Remember when it was the Security team’s job to implement policies, procedures, and controls that an organization “must” follow to ensure they were “secure”? The typical Security team approved tickets for firewall rule changes, required network-based firewall segmentation and separation of duties for access in addition to investigating the back log of security alerts, running vulnerability scans and providing dictionary-sized reports along with other various tasks.
In today’s new world of Infrastructure as a Service and Platform as a Service, the Dev Ops teams have the ability to move at the speed of light, build infrastructure on demand, and manage their own security controls. The cloud has put the Dev Ops teams in the driver’s seat so to speak. And Security teams that have not transformed in this new world and way of thinking are left out of the equation until they are responding to a security incident.
Practical Steps to Modernize Your Security Approach
How can we, as security professionals, make the world between the Dev Ops and Security teams a partnership while enabling the business at the same time? We need to change our way of thinking to more of a guardrail, continuous feedback, and integrated approach to enable Dev Ops teams and the business.
Here are sevenpractical steps companies can take to modernize their security approach.
1. Firewall Changes – Let’s first start with firewall changes in the AWS world, which are security groups. Let’s allow our Dev Ops teams to manage their security groups, however, let’s put automation and real-time feedback in place to allow security groups to be setup within certain guardrails i.e. auto-remediating ANY/ANY security groups. If by some chance they put in a “naughty” security group, let’s automatically correct it and then send them a real-time alert/instant message of how to do it better next time, making it a “teachable moment.” The same approach of empowering Dev Ops teams holds true for Amazon S3 buckets.
2. Blast Radius –Now hold on to your seats…let’s not worry about network segmentation, but instead, let’s focus on blast radius. It is absolutely important to separate your AWS accounts by criticality, i.e. production systems need to be put within a prod account and non-prod systems put in a non-prod account.
3. Access Roles – Moving on to separation of duties in the cloud, that bus has left quite some time ago. However, we need to drive the need for very specific IAM (Identity and Access Management) roles to be created so that individual accounts or API keys only have finiteaccess to what they require and are not overly permissive.
4. Vulnerability Remediation – A darling topic for our IT and Dev teams, nobody wants to focus on vulnerability remediation until we have a critical application vulnerability exploited and an incident on our hands. So, how do we drive improvement on vulnerability remediation? We do it by getting embedded into the Dev Ops CI/CD (Continuous Integration/Continuous Delivery) pipeline by building automated vulnerability scans of applications so teams see the defects prior to promoting code into production. It’s also a good idea to start calling vulnerabilities “defects” so that Dev Ops teams start listening. A slight twist to our wording has a large effect since Dev teams take defects personally and will be more inclined to fix a defect.
5. Threat Detection–The first start to any good Security Operations in the cloud is knowing your use cases and creating playbooks for how your team will handle commodity-based threats that happen multiple times a day. It is of the utmost importance that process diagrams are created to know who is doing what task and in what sequence. Many Security Operations teams go wrong because they have all the tools at their disposal but no solid plan or direction as to how they can be utilized.

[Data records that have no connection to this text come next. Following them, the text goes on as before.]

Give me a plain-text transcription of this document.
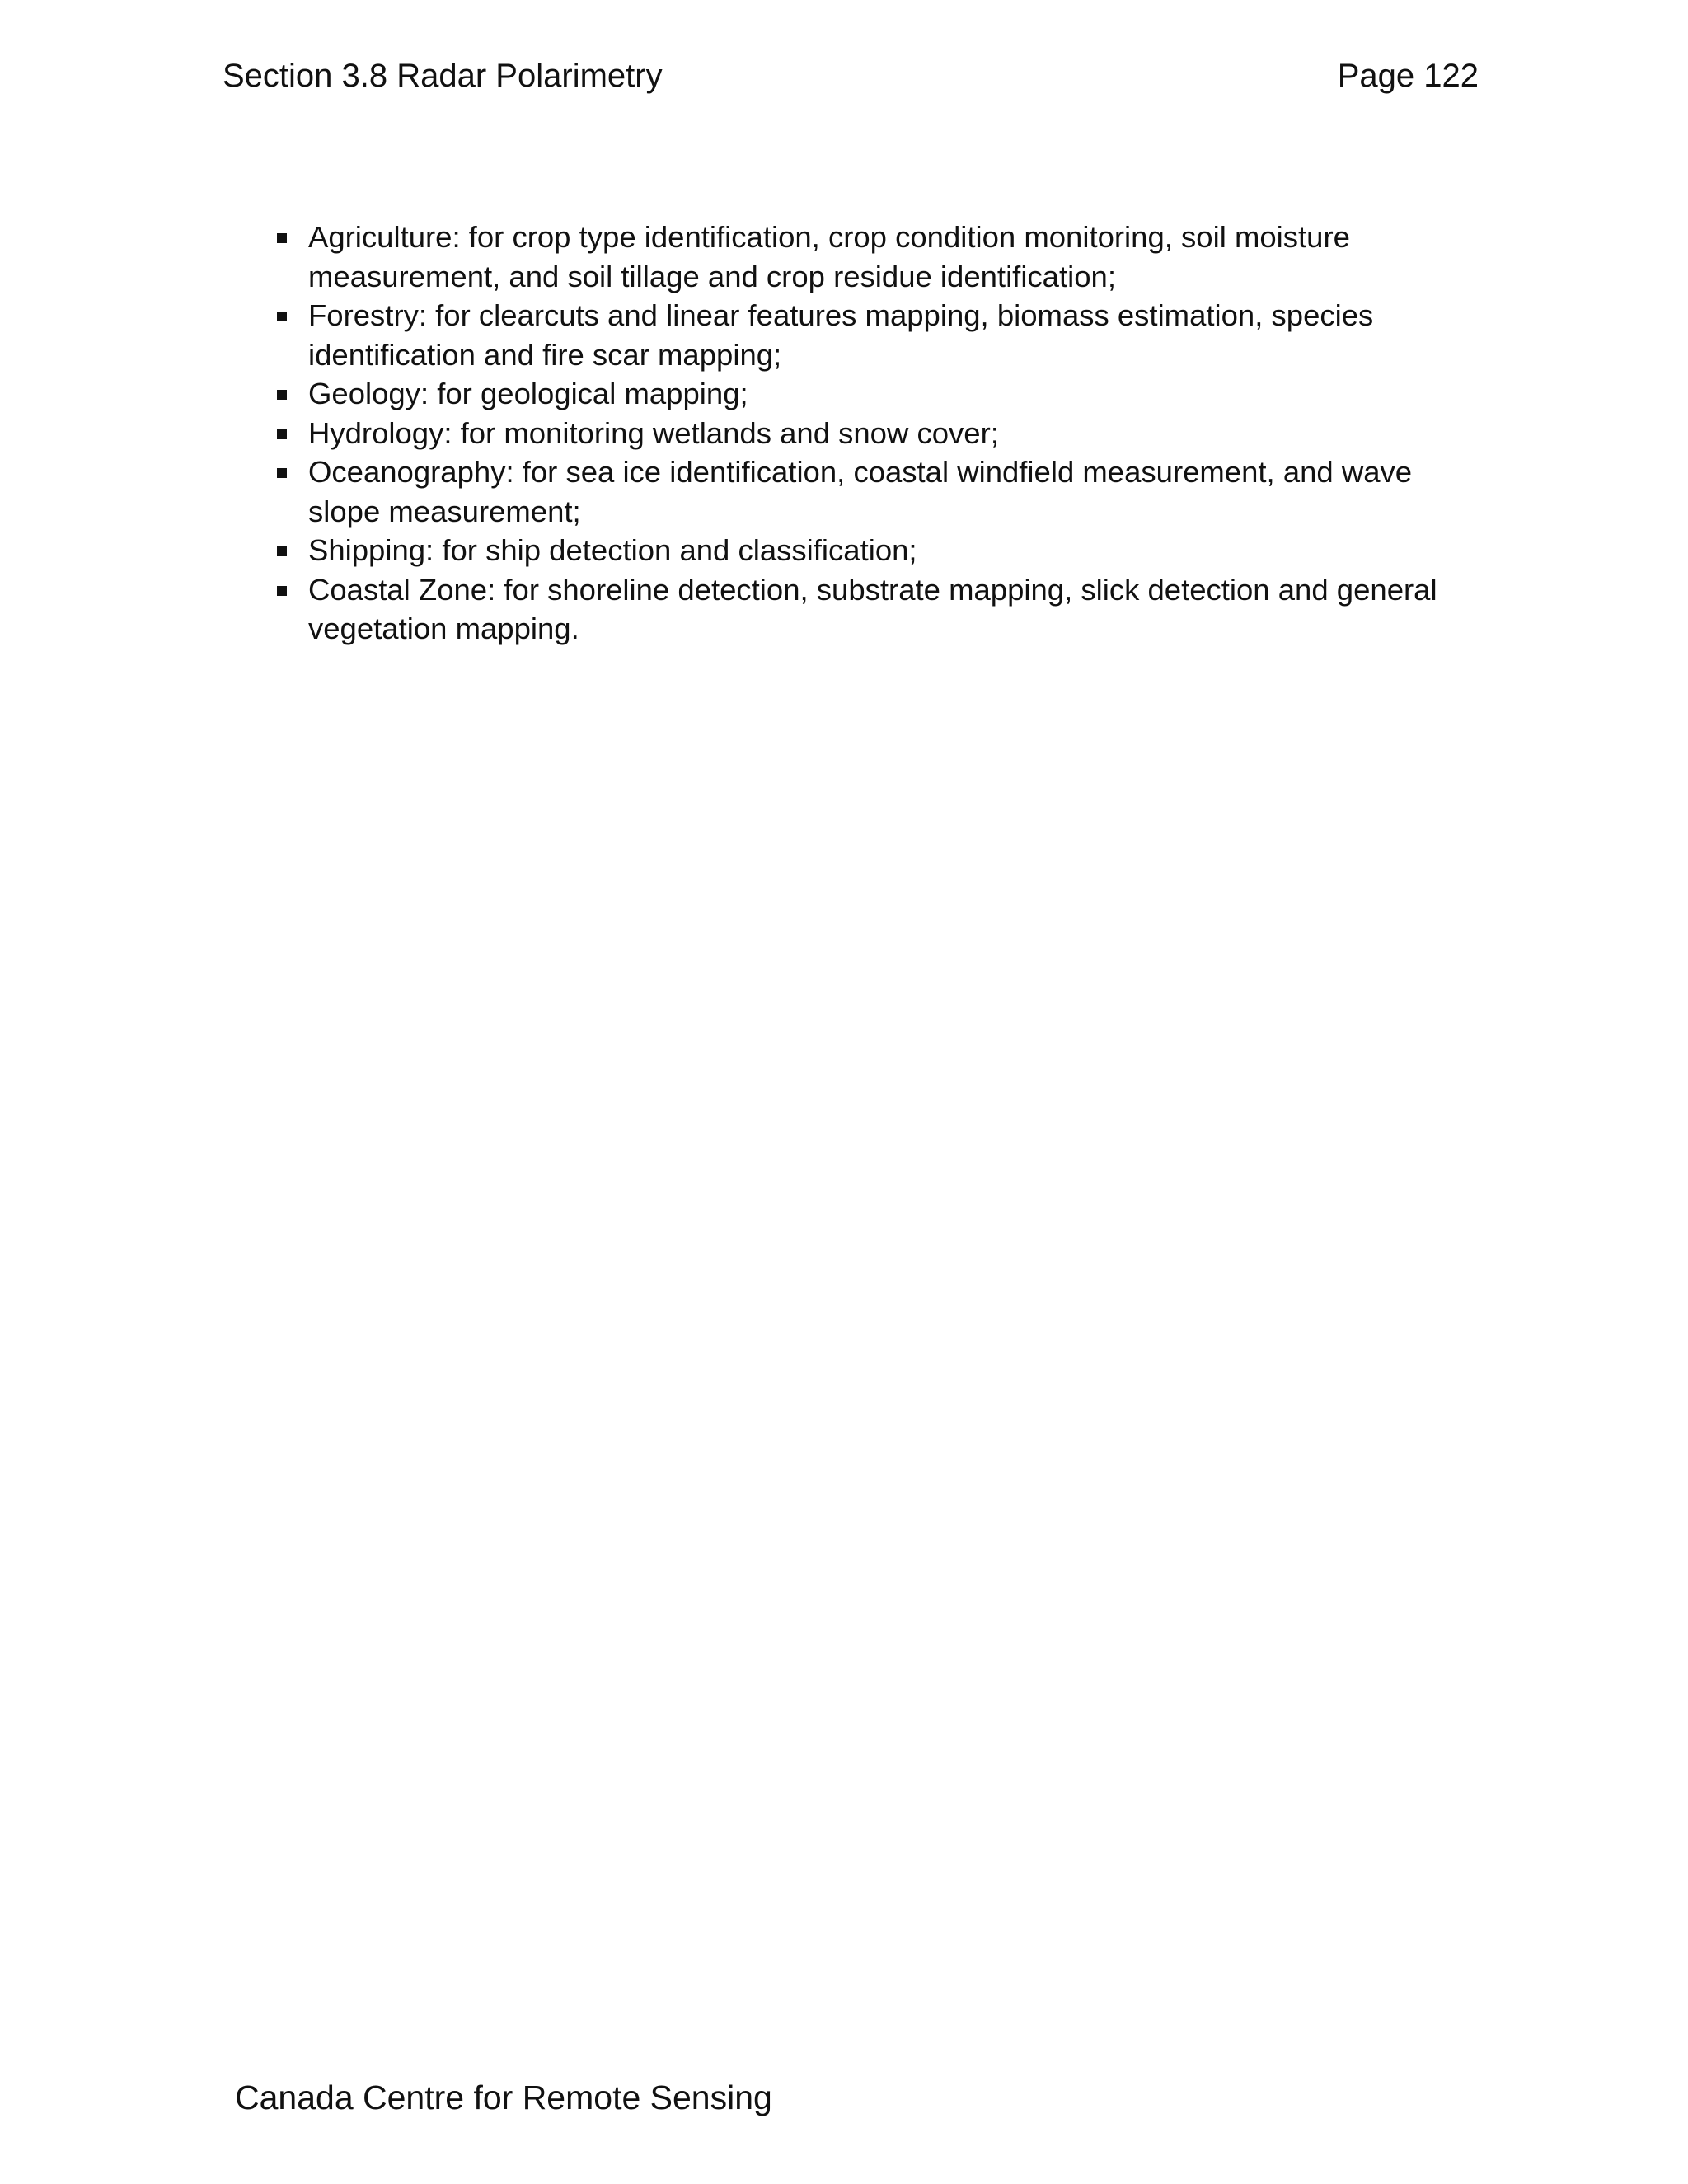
Section 3.8 Radar Polarimetry	Page 122
Agriculture: for crop type identification, crop condition monitoring, soil moisture measurement, and soil tillage and crop residue identification;
Forestry: for clearcuts and linear features mapping, biomass estimation, species identification and fire scar mapping;
Geology: for geological mapping;
Hydrology: for monitoring wetlands and snow cover;
Oceanography: for sea ice identification, coastal windfield measurement, and wave slope measurement;
Shipping: for ship detection and classification;
Coastal Zone: for shoreline detection, substrate mapping, slick detection and general vegetation mapping.
Canada Centre for Remote Sensing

"The cloud has changed the way security teams work in this new world of unlimited speed and scale"
Threat detection alerting must be accurate and actionable along with providing the owner of the system real-time alerting. For example, if a system is spun up without being patched and then it gets exploited and is running cryptomining,you need to have threat detection in place to identify internal hosts reaching out to cryptomining pools and then send the IT owner an IM/email to notify them of the issue. Once you have extremely high accuracy for these types of commodity-based threats, you have to automate the responseso that you’ll be able to scale for the cloud. With the vast scale and speed of the cloud, there is no way to keep up if you do not automate responses for these types of threats.
6. Threat Response –On the incident response side for cloud, you will also want to automate as much of the forensic analysis preparation as possible so that you can focus on the analysis of the incident and not the logistics. Let’s take a cryptomining example, a cryptomining alert is kicked off, admin is notified, security groups get locked down on ec2 instance, scripts kicked off to take a snapshot/memory imagewith being put into a security account,and a timeline is run. The amount of time saved by automating this part of the incident response process is huge.
7. Threat Intelligence Ecosystem – Lastly, now that you have an IR process in place, it is important to incorporate the threat data gathered into a threat intelligence ecosystem to better understand the threat actors targeting your organization and what tactics, techniques, and procedures they are using to compromise your company’s systems. In order, to attempt to get one step ahead of threat actors, you need to have a threat intelligence program in place.
Change Enables Security Innovation
The cloud has changed the way security teams work in this new world of unlimited speed and scale. If security teams change their perspectives and capabilities to fit into this new agile Dev Ops world, they will enable the business to innovate faster, improve security, and automate good security practices and incident response.